It is a sign of the neoliberal times that these days even liberals spend a lot of their time advocating fiddling with prices. Liberals who want to curb carbon pollution advocate increasing the price of that pollution either through a Cap and Trade system or a straight carbon tax. Liberals who want to decrease traffic congestion or car use altogether often advocate levying tolls or increased gasoline taxes. Those concerned with housing scarcity support the demolition of rent control in order to let the price float up to a market equilibrium.
I understand the impulse to advocate these sorts of policies, and sometimes messing with current prices would be an overall good thing. But when neoliberals talk about these clever market-oriented solutions, certain considerations that really should be included in the discussion never are.
Let’s take congestion pricing for instance. The problem we currently have is that many highways are so congested that people waste enormous amounts of time sitting idle in traffic jams on their way to their destination, especially during rush hours. One way to understand this problem is as a market failure. Wasted time is a pretty big cost, especially if you add up all of the wasted time of everyone who sits in traffic jams. Naturally then, people would want to pay to avoid the wasted time if they could. But since highways are free to use, this is not possible. So, the solution then — for the market minded — is to create tolls and continually jack them up until only enough cars come through as allows for a good flow of traffic.
There is no doubt that such a policy would eliminate congestion. After all, you could theoretically start charging thousands of dollars to get through these tolls, which would definitely cut down traffic. But the way it would cut down traffic is what is problematic: it does so by pricing out poor people. Although it is rarely discussed, using price increases to achieve some policy aim generally works by making prices so high that low-income people cannot afford some good. In congestion pricing, that good is highway access during peak hours. In carbon pricing, that good is access to energy. In eliminating rent controls, that good is housing. The equilibriums that are generated by these pricing schemes generally result in more hardship for poor people.

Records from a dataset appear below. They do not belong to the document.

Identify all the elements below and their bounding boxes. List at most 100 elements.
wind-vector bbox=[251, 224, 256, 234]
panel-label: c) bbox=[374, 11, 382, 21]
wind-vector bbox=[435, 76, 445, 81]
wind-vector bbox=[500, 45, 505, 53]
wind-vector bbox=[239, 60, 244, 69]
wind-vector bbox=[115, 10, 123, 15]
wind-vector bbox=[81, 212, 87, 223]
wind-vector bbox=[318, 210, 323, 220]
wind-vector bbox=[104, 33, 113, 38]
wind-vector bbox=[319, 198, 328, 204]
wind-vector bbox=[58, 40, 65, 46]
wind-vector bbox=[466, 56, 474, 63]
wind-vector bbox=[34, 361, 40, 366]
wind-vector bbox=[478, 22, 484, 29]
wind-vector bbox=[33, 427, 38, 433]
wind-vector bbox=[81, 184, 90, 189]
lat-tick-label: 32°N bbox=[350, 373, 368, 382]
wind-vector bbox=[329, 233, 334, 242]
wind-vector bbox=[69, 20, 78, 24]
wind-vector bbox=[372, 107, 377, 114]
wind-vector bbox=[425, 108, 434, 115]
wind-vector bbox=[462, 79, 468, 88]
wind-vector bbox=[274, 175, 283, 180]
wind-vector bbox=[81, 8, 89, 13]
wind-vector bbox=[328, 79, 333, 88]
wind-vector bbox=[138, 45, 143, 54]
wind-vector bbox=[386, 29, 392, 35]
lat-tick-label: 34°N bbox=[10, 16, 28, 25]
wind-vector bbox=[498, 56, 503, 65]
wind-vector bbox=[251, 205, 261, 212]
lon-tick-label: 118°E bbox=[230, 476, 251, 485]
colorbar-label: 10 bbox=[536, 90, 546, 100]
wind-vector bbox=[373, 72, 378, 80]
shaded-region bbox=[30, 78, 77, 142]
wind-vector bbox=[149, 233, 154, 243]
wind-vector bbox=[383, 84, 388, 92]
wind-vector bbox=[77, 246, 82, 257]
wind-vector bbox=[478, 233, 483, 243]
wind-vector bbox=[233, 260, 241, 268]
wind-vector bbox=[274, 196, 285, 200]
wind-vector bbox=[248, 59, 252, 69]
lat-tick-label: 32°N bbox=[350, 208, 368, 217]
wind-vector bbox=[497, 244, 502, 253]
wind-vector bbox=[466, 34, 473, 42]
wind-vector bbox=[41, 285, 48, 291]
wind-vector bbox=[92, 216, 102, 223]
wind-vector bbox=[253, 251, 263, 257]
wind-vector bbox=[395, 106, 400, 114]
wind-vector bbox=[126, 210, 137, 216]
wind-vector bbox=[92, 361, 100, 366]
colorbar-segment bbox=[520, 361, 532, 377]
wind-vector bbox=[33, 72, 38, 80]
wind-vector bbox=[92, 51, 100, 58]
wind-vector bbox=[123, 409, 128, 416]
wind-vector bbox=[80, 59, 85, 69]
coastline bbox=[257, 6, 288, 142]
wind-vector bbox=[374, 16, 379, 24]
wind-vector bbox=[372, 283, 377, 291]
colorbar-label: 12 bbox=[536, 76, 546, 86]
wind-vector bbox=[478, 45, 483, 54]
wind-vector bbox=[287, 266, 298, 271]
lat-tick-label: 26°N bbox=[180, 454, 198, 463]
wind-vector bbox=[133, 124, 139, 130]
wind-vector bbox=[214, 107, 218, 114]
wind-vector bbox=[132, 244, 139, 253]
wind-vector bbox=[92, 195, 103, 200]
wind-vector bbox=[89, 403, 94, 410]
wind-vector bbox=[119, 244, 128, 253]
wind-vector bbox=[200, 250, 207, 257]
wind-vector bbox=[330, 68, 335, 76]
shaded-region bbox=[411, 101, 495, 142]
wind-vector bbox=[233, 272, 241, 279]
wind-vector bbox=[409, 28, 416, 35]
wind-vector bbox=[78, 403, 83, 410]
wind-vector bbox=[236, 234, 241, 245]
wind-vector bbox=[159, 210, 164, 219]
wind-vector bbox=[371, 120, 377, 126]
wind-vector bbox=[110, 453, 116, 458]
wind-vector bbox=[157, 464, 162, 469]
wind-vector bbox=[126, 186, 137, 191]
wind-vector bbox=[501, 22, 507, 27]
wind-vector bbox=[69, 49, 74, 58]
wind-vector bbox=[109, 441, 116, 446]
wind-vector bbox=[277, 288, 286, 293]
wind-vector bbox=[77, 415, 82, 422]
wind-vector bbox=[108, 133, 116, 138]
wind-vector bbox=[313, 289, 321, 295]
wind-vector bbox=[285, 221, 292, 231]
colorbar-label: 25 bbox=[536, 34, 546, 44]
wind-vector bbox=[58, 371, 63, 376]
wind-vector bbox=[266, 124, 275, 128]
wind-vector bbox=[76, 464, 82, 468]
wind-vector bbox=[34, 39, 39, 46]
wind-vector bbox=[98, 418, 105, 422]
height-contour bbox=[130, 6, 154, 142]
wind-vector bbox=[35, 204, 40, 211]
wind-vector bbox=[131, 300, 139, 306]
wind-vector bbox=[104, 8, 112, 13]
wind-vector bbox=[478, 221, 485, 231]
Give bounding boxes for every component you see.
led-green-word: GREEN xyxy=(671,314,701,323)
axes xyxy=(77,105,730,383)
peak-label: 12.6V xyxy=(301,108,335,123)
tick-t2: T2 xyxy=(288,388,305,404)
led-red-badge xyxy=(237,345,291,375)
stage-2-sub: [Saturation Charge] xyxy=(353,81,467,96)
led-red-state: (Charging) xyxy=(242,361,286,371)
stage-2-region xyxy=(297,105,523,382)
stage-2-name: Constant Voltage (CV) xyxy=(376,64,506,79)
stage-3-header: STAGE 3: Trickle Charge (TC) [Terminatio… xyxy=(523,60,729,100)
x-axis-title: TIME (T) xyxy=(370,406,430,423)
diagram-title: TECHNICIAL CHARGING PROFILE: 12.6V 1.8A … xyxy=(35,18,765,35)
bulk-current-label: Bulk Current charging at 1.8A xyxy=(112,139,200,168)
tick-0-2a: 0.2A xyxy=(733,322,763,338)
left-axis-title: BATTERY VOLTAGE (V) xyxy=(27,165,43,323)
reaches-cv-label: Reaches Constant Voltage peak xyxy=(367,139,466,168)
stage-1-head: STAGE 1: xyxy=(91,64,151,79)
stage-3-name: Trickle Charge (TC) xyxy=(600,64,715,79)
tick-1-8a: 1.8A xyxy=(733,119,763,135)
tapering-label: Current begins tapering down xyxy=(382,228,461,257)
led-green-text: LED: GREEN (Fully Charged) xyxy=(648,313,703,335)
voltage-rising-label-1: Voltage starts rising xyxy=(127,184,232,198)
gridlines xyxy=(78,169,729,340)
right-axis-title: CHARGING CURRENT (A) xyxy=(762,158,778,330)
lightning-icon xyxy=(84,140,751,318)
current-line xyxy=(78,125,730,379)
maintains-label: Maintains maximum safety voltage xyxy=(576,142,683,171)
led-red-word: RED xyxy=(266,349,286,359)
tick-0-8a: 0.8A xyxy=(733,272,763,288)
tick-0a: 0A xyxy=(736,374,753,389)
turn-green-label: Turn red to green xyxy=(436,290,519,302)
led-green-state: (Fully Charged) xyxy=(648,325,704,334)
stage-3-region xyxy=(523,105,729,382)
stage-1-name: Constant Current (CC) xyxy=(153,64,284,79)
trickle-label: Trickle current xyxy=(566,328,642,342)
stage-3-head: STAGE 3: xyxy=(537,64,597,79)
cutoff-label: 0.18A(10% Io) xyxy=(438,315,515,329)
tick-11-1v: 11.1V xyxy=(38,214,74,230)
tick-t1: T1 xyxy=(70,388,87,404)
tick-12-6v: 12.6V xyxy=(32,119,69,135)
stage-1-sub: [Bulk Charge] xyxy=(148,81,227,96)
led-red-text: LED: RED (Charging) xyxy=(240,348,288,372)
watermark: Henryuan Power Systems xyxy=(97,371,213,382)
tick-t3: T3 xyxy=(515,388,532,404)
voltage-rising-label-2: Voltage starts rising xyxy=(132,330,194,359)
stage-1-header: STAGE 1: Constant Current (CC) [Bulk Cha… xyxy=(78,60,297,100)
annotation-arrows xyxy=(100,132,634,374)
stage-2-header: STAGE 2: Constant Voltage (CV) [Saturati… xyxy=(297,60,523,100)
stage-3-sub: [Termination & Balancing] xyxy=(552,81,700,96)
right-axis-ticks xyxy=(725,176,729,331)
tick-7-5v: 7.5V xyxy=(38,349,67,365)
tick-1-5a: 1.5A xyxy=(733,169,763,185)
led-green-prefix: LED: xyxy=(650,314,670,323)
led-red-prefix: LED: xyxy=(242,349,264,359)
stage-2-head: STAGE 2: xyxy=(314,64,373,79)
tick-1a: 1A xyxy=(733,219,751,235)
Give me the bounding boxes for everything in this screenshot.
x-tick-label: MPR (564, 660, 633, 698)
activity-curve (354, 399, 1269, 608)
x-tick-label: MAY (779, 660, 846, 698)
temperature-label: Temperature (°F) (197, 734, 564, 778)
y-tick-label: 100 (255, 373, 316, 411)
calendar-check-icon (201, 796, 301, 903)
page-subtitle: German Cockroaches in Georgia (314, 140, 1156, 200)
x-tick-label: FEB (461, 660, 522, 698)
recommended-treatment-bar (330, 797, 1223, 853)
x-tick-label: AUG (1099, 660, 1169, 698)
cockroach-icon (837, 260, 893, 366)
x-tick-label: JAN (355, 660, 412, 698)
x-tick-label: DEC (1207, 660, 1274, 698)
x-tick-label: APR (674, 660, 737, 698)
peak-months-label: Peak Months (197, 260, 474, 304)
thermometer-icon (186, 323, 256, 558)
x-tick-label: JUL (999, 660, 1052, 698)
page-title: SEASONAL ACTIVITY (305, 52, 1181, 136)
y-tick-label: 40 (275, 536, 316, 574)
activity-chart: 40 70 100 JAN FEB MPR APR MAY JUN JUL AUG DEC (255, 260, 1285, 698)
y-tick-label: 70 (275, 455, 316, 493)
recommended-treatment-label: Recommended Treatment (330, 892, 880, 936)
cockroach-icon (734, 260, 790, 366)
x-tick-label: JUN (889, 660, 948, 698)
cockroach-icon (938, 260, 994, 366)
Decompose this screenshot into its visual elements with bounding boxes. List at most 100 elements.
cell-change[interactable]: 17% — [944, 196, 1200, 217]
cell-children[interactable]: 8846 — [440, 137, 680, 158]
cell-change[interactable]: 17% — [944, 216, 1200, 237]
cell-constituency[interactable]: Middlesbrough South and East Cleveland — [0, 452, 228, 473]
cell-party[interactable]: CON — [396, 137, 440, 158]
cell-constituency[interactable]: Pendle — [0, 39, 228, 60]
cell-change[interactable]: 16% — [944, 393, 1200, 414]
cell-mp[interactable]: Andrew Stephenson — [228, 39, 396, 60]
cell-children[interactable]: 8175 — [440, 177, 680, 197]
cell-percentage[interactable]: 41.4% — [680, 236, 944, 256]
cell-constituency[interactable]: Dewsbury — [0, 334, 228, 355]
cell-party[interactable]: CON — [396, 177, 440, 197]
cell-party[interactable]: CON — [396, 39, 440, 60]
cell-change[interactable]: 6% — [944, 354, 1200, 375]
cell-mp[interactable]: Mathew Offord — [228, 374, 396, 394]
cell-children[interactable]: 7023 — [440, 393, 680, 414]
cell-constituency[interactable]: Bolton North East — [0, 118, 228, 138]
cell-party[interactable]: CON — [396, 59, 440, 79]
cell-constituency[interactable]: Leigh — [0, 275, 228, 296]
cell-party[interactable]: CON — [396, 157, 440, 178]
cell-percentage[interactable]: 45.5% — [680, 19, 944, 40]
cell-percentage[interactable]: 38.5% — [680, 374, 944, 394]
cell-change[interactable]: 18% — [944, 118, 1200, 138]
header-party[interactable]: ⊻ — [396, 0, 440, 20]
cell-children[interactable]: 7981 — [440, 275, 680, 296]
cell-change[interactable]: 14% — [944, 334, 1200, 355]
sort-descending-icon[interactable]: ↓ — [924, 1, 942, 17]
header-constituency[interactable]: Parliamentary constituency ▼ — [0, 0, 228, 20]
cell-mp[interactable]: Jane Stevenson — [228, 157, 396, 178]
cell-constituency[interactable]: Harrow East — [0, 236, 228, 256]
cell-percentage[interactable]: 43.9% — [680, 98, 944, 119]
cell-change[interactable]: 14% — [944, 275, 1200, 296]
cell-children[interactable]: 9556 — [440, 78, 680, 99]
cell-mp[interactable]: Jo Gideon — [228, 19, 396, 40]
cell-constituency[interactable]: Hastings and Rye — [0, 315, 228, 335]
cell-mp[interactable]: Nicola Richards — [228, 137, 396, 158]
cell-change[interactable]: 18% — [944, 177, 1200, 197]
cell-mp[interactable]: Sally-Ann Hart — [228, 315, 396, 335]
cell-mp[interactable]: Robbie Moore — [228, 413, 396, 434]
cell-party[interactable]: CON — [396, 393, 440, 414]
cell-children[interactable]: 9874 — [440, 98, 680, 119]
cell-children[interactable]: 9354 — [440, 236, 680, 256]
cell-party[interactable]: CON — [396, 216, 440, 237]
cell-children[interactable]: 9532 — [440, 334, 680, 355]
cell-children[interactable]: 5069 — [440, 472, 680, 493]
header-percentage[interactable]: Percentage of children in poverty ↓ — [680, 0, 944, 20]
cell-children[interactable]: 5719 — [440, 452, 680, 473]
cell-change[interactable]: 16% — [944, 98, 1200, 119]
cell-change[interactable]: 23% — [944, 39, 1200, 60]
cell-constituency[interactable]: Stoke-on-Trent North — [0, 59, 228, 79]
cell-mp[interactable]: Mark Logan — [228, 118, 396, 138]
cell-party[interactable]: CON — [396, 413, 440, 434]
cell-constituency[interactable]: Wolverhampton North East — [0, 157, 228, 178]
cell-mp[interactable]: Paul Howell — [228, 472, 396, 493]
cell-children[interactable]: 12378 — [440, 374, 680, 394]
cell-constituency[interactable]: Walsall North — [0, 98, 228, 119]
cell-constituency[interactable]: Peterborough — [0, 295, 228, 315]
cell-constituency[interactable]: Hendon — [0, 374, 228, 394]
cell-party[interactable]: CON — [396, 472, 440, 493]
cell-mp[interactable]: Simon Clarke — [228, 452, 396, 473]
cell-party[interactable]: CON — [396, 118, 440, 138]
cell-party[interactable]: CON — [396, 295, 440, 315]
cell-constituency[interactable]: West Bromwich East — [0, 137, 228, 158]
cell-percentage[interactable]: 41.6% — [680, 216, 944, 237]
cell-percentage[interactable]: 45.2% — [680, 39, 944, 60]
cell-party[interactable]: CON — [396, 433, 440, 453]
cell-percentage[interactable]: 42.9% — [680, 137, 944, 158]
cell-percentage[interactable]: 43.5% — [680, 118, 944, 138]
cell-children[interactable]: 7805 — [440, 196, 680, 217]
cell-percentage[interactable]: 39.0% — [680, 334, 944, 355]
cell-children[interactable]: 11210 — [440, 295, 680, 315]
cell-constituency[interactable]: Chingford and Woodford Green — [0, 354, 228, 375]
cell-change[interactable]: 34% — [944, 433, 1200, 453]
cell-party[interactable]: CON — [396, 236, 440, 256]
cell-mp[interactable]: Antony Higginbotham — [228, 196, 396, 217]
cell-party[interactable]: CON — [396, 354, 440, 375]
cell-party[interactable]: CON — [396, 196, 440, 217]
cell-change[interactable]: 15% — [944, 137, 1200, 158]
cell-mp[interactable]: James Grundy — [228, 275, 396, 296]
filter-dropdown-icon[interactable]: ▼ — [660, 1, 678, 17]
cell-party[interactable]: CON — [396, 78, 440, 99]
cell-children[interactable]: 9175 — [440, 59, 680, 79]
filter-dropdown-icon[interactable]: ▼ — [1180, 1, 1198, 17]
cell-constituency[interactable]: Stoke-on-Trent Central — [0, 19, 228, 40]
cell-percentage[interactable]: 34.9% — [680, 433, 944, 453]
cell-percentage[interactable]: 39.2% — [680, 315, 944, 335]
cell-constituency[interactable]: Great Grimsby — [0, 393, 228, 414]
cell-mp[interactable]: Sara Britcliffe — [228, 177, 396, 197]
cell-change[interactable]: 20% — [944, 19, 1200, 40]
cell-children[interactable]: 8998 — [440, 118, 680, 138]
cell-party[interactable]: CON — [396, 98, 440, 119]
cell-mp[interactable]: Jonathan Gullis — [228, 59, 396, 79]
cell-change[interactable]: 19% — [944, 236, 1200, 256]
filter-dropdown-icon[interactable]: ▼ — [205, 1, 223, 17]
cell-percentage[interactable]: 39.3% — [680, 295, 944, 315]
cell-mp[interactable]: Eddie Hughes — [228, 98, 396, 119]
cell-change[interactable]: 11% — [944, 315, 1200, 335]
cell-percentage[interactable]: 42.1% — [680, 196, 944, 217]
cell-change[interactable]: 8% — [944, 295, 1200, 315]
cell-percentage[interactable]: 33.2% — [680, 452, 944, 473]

The congestion pricing case is an especially compelling one. What happens there is that wealthier people who can pay the tolls end up having a quicker commute, saving themselves time and stress while paying a fee that will probably be pretty nominal. On the other end, poor people cannot get to work anymore, or poor people lose a much more meaningful amount of their paycheck getting to work, or poor people waste even more time and money than before by catching multiple buses to get to work.
Again, I am not saying that pricing schemes are necessarily bad. If our income distribution was very egalitarian (as I think it should be), pricing schemes would not even be a problem. But up against the reality of high inequality, discussions about these pricing schemes must take into consideration the sort of impact they will have on low-income people. Decongesting the road through a pricing scheme effectively decongests the road of poor people, something that only helps wealthy folks.
In the place of such schemes, there are usually alternatives. For instance, instead of congestion pricing, we could build more public transportation infrastructure and subsidize fares through some sort of progressive tax. For carbon pollution, we could subsidize clean energy alternatives through a progressive tax. And so on. Simply jacking up prices on poor people to reduce the overall consumption of some good however is not a terribly progressive solution, and doing so should be avoided in almost all cases.